Elevate your next vegan dinner with this creamy vegan pasta idea. It starts with vegan mushroom duxelles–a simple stovetop method that involves cooking down finely diced mushrooms. As the mushrooms slowly cook with shallots, garlic, and thyme, their umami flavour gets more pronounced and they become tender, lush, and paté-like. Once you add some non-dairy creamer, miso, and Tamari, you get the most savoury and velvety sauce! It’s a simple but elegant vegan pasta recipe with about 10 key ingredients. I love to finish each silky bowlful with vegan parmesan and peppery chopped parsley.





This is a truly scrumptious pasta that’s perfect cozy nights. I love using Garafalo’s mafalda corta pasta shape because the little ruffles soak up the plush sauce quite well. You can easily make this easy vegan pasta gluten-free by swapping in your favourite gluten-free pasta. I’m partial to Jovial’s GF mafalda for this recipe. Most dry pasta you can buy these days is naturally vegan, made with flour and water. Of course, I always recommend double checking the label though.
The inspiration for this recipe:
- Mushroom duxelles is used as a stuffing, base of a sauce, or as a garnish in French cuisine. It is named after the marquis d’Uxelles. At its traditional core, the dish is a mixture of finely minced mushrooms and shallots sautéed in butter with herbs. The mushrooms are cooked until they have sufficiently dried out.
- Mushroom duxelles is most commonly associated with beef wellington (where it is used as a stuffing) or as an appetizer spread for crostini/toasts.
- In a recent issue of Cook’s Illustrated, I saw that Erica Turner used duxelles as the base of a pasta sauce and thought that this was just brilliant! This is my vegan take with some extra umami enhancers and other goodies added.

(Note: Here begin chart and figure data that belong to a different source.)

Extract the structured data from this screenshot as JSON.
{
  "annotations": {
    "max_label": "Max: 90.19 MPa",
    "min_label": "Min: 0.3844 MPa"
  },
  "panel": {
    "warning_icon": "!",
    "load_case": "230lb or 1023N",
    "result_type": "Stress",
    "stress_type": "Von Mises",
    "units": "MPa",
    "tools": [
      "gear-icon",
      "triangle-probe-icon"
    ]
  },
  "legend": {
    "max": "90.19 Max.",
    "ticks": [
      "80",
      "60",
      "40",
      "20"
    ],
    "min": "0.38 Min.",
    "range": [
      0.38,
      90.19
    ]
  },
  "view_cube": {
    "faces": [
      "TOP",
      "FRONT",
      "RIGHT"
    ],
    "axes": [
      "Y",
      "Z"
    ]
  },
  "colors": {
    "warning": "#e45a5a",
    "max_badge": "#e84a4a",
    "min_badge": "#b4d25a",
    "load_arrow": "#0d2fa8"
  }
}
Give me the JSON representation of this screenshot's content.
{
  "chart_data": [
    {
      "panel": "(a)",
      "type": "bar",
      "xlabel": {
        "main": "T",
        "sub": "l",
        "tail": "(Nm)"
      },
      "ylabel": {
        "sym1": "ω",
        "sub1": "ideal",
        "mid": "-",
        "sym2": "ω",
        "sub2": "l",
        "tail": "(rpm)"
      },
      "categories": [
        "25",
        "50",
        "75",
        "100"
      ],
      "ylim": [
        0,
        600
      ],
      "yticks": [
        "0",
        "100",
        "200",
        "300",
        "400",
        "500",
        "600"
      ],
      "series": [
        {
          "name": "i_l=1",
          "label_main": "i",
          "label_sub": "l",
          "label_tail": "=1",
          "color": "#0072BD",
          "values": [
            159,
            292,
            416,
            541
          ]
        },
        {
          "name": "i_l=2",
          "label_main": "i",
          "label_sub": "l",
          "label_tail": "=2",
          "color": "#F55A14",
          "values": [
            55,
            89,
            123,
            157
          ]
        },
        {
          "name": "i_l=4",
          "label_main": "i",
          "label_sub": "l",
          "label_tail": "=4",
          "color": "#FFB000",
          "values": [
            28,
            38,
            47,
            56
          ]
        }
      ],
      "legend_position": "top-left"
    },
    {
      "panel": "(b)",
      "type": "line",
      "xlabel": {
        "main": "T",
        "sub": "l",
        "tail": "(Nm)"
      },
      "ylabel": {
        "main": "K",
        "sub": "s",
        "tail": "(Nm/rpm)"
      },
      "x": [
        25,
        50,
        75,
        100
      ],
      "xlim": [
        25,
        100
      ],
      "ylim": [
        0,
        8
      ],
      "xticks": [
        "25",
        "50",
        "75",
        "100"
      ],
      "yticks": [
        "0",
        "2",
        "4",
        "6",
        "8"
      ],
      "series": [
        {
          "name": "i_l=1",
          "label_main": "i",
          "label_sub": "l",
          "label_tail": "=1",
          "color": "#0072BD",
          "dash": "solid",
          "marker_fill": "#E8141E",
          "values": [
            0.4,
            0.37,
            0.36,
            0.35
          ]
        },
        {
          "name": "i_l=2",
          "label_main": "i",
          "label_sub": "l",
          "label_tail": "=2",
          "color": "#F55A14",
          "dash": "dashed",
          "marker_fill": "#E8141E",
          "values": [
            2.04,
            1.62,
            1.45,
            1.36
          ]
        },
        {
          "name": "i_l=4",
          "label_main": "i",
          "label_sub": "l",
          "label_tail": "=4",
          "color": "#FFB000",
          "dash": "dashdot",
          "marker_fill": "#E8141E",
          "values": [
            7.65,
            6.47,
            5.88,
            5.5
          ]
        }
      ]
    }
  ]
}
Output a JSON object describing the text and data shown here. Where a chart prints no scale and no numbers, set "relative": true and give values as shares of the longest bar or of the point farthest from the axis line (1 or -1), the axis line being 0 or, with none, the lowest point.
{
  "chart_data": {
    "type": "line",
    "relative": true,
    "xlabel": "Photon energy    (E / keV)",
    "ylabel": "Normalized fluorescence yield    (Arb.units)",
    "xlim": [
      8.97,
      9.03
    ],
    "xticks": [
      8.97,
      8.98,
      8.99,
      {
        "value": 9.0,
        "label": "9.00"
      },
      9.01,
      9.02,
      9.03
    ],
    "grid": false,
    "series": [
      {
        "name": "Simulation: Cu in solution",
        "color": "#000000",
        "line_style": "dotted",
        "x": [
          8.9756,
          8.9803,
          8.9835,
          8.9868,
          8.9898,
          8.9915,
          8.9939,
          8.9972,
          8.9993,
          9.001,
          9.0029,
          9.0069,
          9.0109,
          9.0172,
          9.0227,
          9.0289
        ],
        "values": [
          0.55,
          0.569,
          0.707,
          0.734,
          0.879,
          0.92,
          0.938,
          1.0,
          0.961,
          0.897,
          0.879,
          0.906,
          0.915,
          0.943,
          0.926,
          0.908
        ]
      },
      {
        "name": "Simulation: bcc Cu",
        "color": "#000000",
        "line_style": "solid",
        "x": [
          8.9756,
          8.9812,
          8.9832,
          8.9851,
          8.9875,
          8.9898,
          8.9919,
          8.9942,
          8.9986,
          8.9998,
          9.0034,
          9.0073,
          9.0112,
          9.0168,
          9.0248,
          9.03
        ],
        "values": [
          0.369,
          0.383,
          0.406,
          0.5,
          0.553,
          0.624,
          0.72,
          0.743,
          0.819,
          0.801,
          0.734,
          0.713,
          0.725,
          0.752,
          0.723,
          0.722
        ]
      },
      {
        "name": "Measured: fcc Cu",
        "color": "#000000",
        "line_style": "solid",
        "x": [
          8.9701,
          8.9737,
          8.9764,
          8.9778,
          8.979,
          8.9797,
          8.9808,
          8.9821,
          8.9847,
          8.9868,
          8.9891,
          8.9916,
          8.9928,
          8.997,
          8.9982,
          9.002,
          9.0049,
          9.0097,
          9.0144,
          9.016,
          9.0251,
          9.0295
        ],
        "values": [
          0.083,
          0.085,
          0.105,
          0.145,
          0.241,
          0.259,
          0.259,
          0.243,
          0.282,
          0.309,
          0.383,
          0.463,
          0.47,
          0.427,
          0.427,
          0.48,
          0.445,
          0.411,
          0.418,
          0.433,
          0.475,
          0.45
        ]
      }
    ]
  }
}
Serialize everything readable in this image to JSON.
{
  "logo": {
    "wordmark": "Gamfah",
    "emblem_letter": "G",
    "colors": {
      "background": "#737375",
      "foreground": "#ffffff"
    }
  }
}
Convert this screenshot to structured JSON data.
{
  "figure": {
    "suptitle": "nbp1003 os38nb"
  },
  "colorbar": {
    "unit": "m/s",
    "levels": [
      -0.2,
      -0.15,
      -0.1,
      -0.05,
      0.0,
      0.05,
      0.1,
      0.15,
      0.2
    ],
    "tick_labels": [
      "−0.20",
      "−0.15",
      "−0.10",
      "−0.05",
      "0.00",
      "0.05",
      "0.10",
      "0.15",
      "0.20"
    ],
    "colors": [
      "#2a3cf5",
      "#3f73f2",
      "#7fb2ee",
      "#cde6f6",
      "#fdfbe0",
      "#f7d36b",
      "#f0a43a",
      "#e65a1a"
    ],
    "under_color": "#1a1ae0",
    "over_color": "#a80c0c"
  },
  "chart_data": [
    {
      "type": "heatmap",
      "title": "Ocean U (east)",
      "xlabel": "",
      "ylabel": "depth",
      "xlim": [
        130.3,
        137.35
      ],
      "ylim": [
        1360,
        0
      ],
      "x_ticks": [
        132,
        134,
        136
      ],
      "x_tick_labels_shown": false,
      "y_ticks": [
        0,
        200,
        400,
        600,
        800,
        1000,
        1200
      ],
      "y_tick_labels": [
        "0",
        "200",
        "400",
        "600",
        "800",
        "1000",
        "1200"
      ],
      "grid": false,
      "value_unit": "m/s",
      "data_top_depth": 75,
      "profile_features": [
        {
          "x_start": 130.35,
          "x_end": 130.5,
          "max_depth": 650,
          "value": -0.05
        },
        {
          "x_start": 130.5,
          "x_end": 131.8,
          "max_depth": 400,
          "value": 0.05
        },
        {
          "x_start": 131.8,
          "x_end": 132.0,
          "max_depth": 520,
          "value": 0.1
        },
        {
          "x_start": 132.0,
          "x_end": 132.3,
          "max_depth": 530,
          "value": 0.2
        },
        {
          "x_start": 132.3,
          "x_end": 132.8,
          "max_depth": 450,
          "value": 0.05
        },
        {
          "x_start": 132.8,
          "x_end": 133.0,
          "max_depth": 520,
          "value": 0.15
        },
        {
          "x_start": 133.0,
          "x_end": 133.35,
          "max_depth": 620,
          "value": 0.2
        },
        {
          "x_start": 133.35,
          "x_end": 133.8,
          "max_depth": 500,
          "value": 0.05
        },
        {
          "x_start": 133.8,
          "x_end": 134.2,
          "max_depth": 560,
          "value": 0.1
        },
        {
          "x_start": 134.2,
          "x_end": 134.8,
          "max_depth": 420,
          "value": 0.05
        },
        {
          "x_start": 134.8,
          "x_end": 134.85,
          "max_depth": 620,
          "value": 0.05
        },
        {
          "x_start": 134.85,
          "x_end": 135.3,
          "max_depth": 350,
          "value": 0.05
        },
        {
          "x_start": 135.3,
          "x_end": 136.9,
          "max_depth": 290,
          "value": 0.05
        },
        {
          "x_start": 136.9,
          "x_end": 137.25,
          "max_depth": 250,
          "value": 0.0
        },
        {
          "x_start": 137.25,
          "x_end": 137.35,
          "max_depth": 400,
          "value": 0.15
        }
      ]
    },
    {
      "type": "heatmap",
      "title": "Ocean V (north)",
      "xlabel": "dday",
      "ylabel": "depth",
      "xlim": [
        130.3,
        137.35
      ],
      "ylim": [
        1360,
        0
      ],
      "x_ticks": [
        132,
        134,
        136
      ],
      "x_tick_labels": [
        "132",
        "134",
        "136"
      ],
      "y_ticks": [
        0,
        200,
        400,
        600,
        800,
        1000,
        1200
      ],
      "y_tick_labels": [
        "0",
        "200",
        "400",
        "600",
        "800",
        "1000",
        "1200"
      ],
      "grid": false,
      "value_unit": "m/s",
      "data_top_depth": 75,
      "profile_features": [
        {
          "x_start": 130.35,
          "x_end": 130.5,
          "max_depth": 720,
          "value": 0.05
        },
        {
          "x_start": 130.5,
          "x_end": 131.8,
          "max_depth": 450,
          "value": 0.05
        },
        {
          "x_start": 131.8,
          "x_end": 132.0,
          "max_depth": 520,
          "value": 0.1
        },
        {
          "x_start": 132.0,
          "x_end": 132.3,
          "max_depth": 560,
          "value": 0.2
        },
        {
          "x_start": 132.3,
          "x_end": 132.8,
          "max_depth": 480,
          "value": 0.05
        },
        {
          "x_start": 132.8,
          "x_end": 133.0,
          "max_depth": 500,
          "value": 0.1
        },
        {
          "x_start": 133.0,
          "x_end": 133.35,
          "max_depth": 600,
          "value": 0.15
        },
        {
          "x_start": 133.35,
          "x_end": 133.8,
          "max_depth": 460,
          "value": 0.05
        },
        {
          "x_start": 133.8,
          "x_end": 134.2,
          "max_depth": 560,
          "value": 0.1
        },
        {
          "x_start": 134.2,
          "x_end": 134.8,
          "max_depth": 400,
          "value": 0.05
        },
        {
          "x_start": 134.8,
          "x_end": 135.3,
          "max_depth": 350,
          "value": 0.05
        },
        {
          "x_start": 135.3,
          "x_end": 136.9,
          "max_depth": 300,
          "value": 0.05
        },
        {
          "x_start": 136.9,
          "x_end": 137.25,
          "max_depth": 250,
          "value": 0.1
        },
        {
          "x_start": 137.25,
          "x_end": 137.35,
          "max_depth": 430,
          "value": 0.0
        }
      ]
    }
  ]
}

I chop the mushrooms up fine in the food processor, which takes about 1 minute. These get cooked down slowly until they become dark and paté-like, which takes about 20 minutes. While that’s happening, you can cook your pasta and dissolve a spoonful of salty miso in a bit of hot water. This addition brings incredible depth to the final dish! Pour in a big splash of unsweetened non-dairy creamer and stir the rich sauce all together.
Tamari brings another layer of depth to the sauce. I brighten everything up with sherry vinegar and chopped parsley. Serving this vegan pasta dish with this shaved arugula fennel salad would be a lovely pairing!